La campagna elettorale del partito di governo polacco PiS (Diritto e Giustizia), in cerca di un terzo mandato, si fa ancora più complicata. Alla questione ucraina, alle difficoltà economiche e alla crescita sempre maggiore dell’estrema destra di Konfederacja, si aggiunge quello che i media hanno ribattezzato lo scandalo dei visti (Afera wizowa).
Le accuse
A scoperchiare il vaso di Pandora è stato il leader del principale partito d’opposizione, Piattaforma Civica (PO), Donald Tusk. Il ministero degli esteri – ha detto l’ex premier – sarebbe stato complice di un sistema di corruzione che prevedeva il pagamento di circa 5.000 dollari a società intermediarie in cambio di controlli meno stringenti e di una notevole riduzione dei tempi di attesa, permettendo insomma di “saltare la fila”.
Le accuse, per ora senza riscontri, sono corroborate da alcuni eventi quantomeno sospetti: innanzitutto il licenziamento in tronco del viceministro degli esteri Piotr Wawrzyk, che sovrintendeva, tra le altre cose, al sistema dei visti. Il primo ministro Morawiecki aveva motivato la sua rimozione con una non meglio precisata “insoddisfazione” riguardo al lavoro svolto. Ulteriori ombre circondano poi il tentato suicidio del viceministro, ora ricoverato.
Di certo, numeri e dati non stanno dalla parte del partito di governo Diritto e Giustizia (PiS), che dopo un primo tentativo di negare lo scandalo si è trovato ad ammetterne l’esistenza, ma sminuendolo – il ministro della giustizia Ziobro parla di 268 casi sotto esame, a fronte degli oltre 250.000 citati dall’opposizione.
Secondo dati Eurostat, la Polonia ha emesso, per il triennio 2019-2021, 2.289.808 primi permessi di residenza, forniti a persone che provengono da un paese extra-Schengen per la prima volta. L’osservazione di Diritto e Giustizia secondo cui i numeri sarebbero giustificati dalla presenza di rifugiati ucraini può essere valida soltanto per l’anno 2022. Per tutti e tre gli anni in considerazione, la Polonia risulta sempre prima in Europa per numero di primi permessi emessi.
Le indagini
Non c’è chiarezza nemmeno sull’inizio delle indagini che, come detto da Daniel Lerman, procuratore generale, sarebbero iniziate a marzo 2023 su indicazione del CBA (Centralne Biuro Antikorupcyjne, l’agenzia anticorruzione polacca), che le aveva a sua volta iniziate nel luglio 2022.

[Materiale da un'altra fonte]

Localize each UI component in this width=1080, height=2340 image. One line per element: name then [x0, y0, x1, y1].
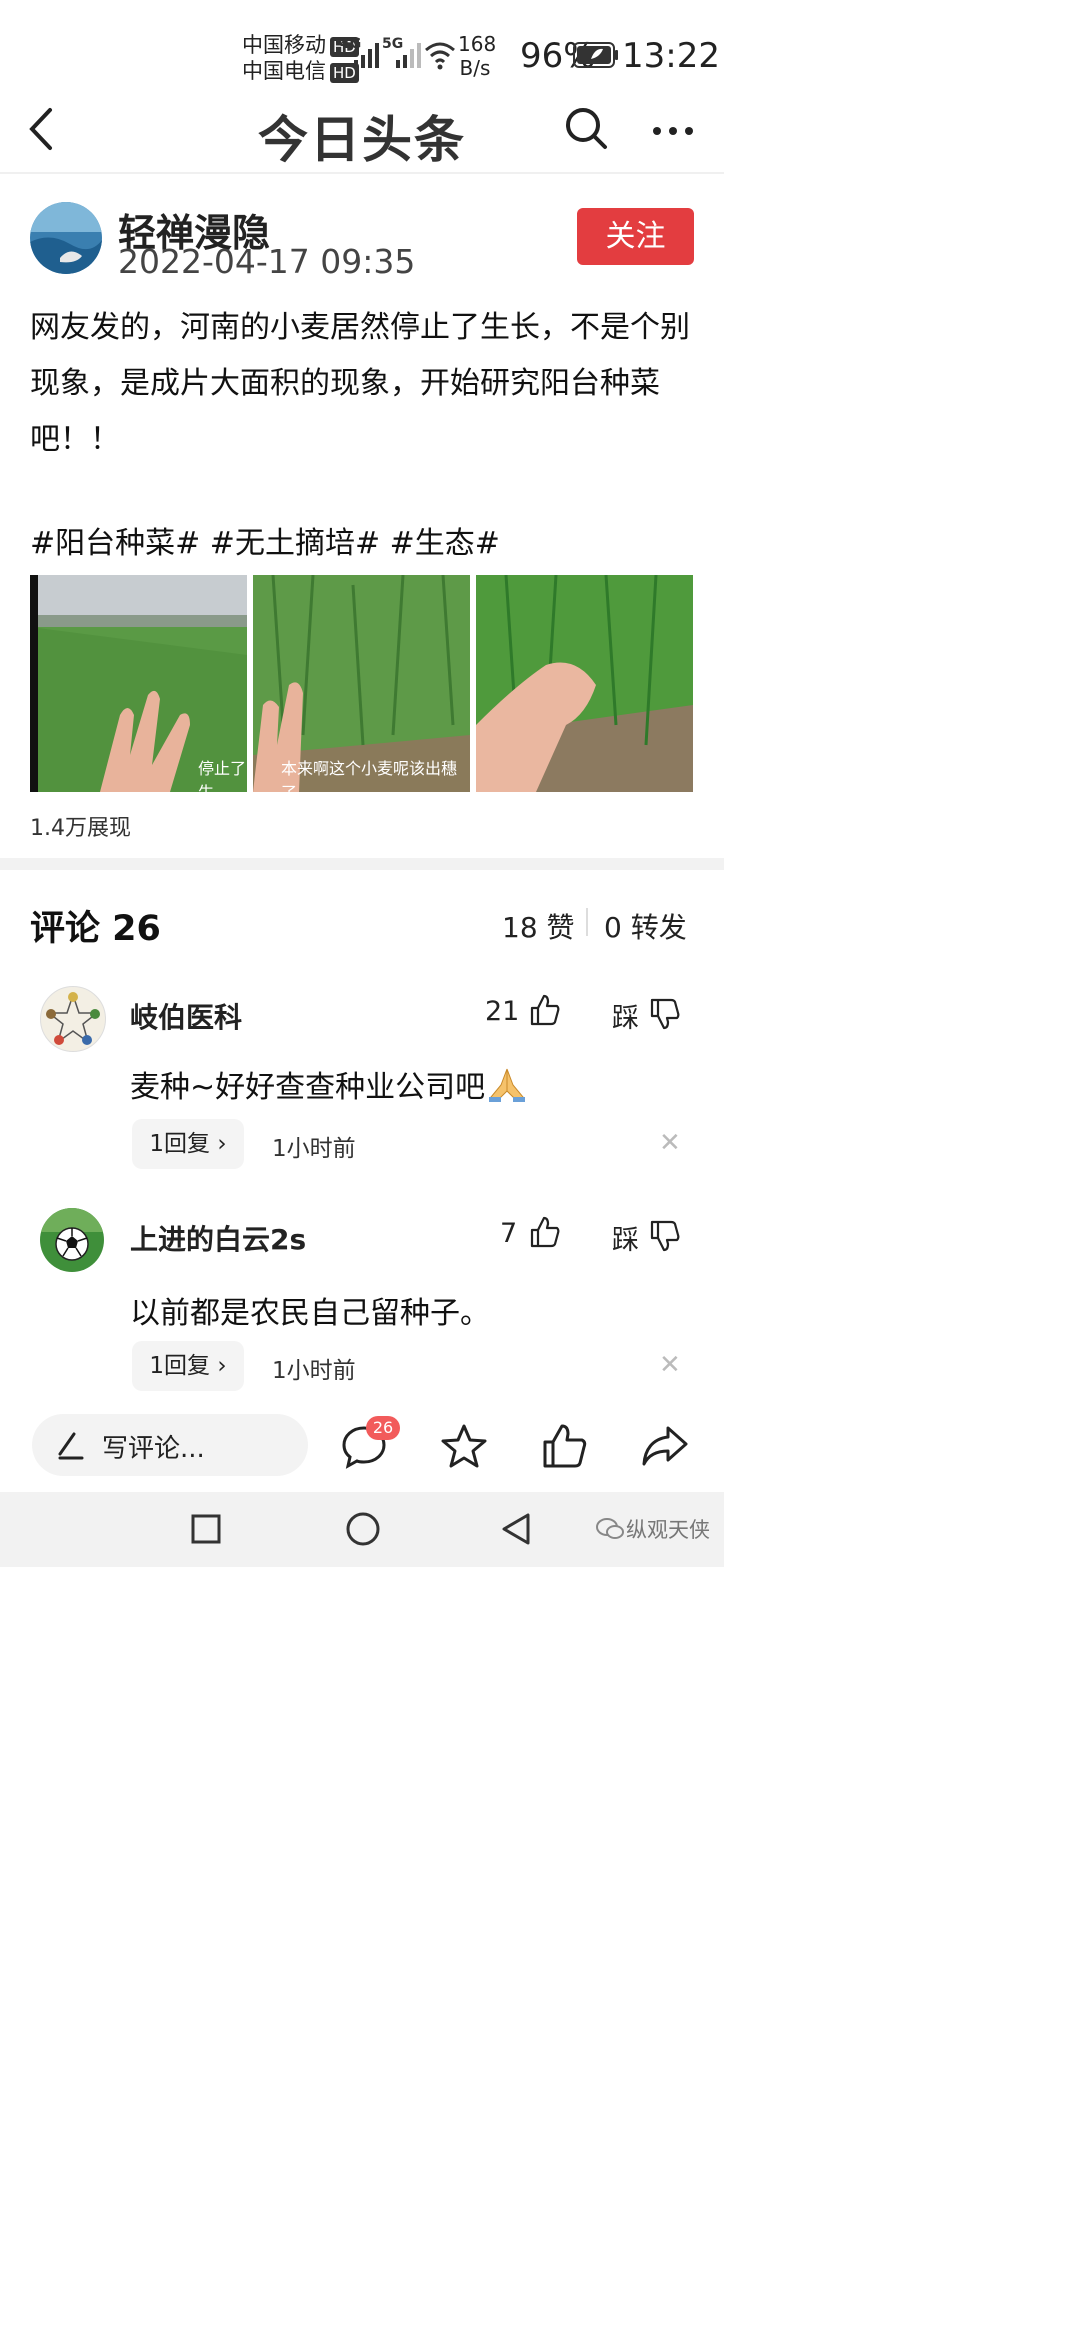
- back-nav-icon[interactable]: [500, 1512, 532, 1550]
- dislike-label[interactable]: 踩: [612, 996, 639, 1035]
- thumbs-up-icon[interactable]: [530, 994, 560, 1026]
- like-button[interactable]: [542, 1422, 588, 1470]
- comment-like-count[interactable]: 7: [500, 1218, 517, 1249]
- likes-stat[interactable]: 18 赞: [502, 906, 575, 946]
- pen-icon: [56, 1430, 84, 1464]
- write-comment-placeholder: 写评论...: [102, 1434, 205, 1464]
- chevron-right-icon: ›: [210, 1353, 227, 1379]
- chevron-right-icon: ›: [210, 1131, 227, 1157]
- commenter-name[interactable]: 岐伯医科: [130, 996, 242, 1036]
- thumbs-up-icon: [543, 1424, 587, 1468]
- image-caption: 本来啊这个小麦呢该出穗了: [281, 759, 458, 792]
- pray-emoji-icon: [487, 1067, 527, 1111]
- share-arrow-icon: [642, 1426, 688, 1466]
- post-image-2[interactable]: 本来啊这个小麦呢该出穗了: [253, 575, 470, 792]
- commenter-name[interactable]: 上进的白云2s: [130, 1218, 306, 1258]
- post-tags[interactable]: #阳台种菜# #无土摘培# #生态#: [30, 518, 500, 562]
- thumbs-down-icon[interactable]: [650, 1220, 680, 1252]
- thumbs-down-icon[interactable]: [650, 998, 680, 1030]
- close-icon[interactable]: ✕: [659, 1350, 681, 1380]
- system-nav-bar: 纵观天侠: [0, 1492, 724, 1567]
- clock: 13:22: [622, 36, 720, 76]
- home-icon[interactable]: [345, 1511, 381, 1551]
- section-divider: [0, 858, 724, 870]
- comment-text: 麦种~好好查查种业公司吧: [130, 1062, 527, 1111]
- battery-icon: [573, 42, 619, 72]
- comment-like-count[interactable]: 21: [485, 996, 519, 1027]
- comment-item: 上进的白云2s 7 踩 以前都是农民自己留种子。 1回复 › 1小时前 ✕: [30, 1200, 681, 1396]
- search-icon: [566, 108, 607, 149]
- post-image-1[interactable]: 停止了生: [30, 575, 247, 792]
- carrier-2: 中国电信 HD: [242, 56, 359, 86]
- commenter-avatar[interactable]: [40, 1208, 104, 1272]
- reply-count-button[interactable]: 1回复 ›: [132, 1119, 244, 1169]
- network-speed: 168 B/s: [458, 32, 497, 80]
- search-button[interactable]: [564, 106, 608, 150]
- comment-time: 1小时前: [272, 1136, 356, 1162]
- favorite-button[interactable]: [440, 1422, 488, 1470]
- reply-count-button[interactable]: 1回复 ›: [132, 1341, 244, 1391]
- comment-count-badge: 26: [366, 1416, 400, 1440]
- watermark-text: 纵观天侠: [626, 1518, 710, 1542]
- post-text: 网友发的，河南的小麦居然停止了生长，不是个别现象，是成片大面积的现象，开始研究阳…: [30, 310, 690, 457]
- page-title: 今日头条: [258, 111, 466, 169]
- thumbs-up-icon[interactable]: [530, 1216, 560, 1248]
- impressions-count: 1.4万展现: [30, 816, 131, 841]
- star-icon: [441, 1424, 487, 1468]
- commenter-avatar[interactable]: [40, 986, 106, 1052]
- follow-button[interactable]: 关注: [577, 208, 694, 265]
- wechat-icon: [596, 1517, 624, 1545]
- comments-title: 评论 26: [30, 909, 161, 949]
- image-caption: 停止了生: [198, 759, 247, 792]
- comment-button[interactable]: 26: [340, 1416, 400, 1474]
- bottom-action-bar: 写评论... 26: [0, 1400, 724, 1492]
- comment-item: 岐伯医科 21 踩 麦种~好好查查种业公司吧 1回复 › 1小时前 ✕: [30, 978, 681, 1174]
- nav-divider: [0, 172, 724, 174]
- post-image-3[interactable]: [476, 575, 693, 792]
- write-comment-input[interactable]: 写评论...: [32, 1414, 308, 1476]
- shares-stat[interactable]: 0 转发: [604, 906, 687, 946]
- author-avatar[interactable]: [30, 202, 102, 274]
- dislike-label[interactable]: 踩: [612, 1218, 639, 1257]
- comment-text: 以前都是农民自己留种子。: [130, 1296, 490, 1331]
- close-icon[interactable]: ✕: [659, 1128, 681, 1158]
- share-button[interactable]: [640, 1424, 690, 1468]
- recent-apps-icon[interactable]: [190, 1513, 222, 1549]
- more-button[interactable]: [652, 122, 694, 135]
- wifi-icon: [424, 40, 456, 74]
- comment-time: 1小时前: [272, 1358, 356, 1384]
- stat-divider: [586, 908, 588, 936]
- more-horizontal-icon: [653, 127, 693, 135]
- post-timestamp: 2022-04-17 09:35: [118, 242, 416, 281]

Secondo quanto riferito da fonti interne di varie ambasciate polacche ad alcune testate giornalistiche, però, le indagini sarebbero partito soltanto a seguito della segnalazione di omologhi servizi segreti esteri e in particolare americani. Ad oggi sette sono le persone indagate, di cui tre si trovano già in carcere.
Pur tralasciando ulteriori dichiarazioni riportate dalle testate polacche Onet e Radio Zet, che non sono ad oggi riscontrabili (come il pittoresco viaggio di persone migranti dall’India alla Polonia e poi in America fingendosi una troupe di Bollywood, o alcuni stand davanti ad un’ambasciata africana dove si sarebbero venduti visti già timbrati), bisognerebbe soffermarsi anche sulla geografia di questi avvenimenti.
La principale società intermediaria su cui si sono soffermate le indagini sembrerebbe essere VFS Global, con sede a Dubai. I consolati maggiormente interessati sarebbero stati quelli di Hong Kong, Taiwan, Emirati Arabi, Arabia Saudita, Filippine, Qatar e Singapore – sebbene questa sia la lista fornita da Lerman, e nulla escluda il coinvolgimento di altri paesi.
Infine, come segnalato dal deputato Michał Szczerba (Coalizione Civica), molti visti per la Polonia sono stati emessi in Bielorussia a cittadini di 65 paesi diversi (dal 2020). Il documento citato dal politico è stato ricevuto direttamente dal ministero degli esteri ed elenca, oltre ai numeri, anche le società intermediarie incaricate: due di queste, i cui contratti riportano la data del 10/07/2020 e del 22/06/2021, hanno sede a Mosca.
Politiche fallimentari
Al di là del peso politico che l’affaire potrebbe avere sulle elezioni ormai prossime (magari favorendo l’estrema destra di Konfederacja), la vicenda rimane esempio plastico del fallimento delle politiche migratorie della destra europea, che vorrebbe fornire risposte semplici ad un problema ben più complesso. Che si tratti della costruzione di un muro, del respingimento in mare o del nostrano blocco navale, la narrazione populista che parla alla pancia dell’elettore non è in grado di sviluppare un discorso articolato per un fenomeno articolato, riducendosi così a pessime figuracce.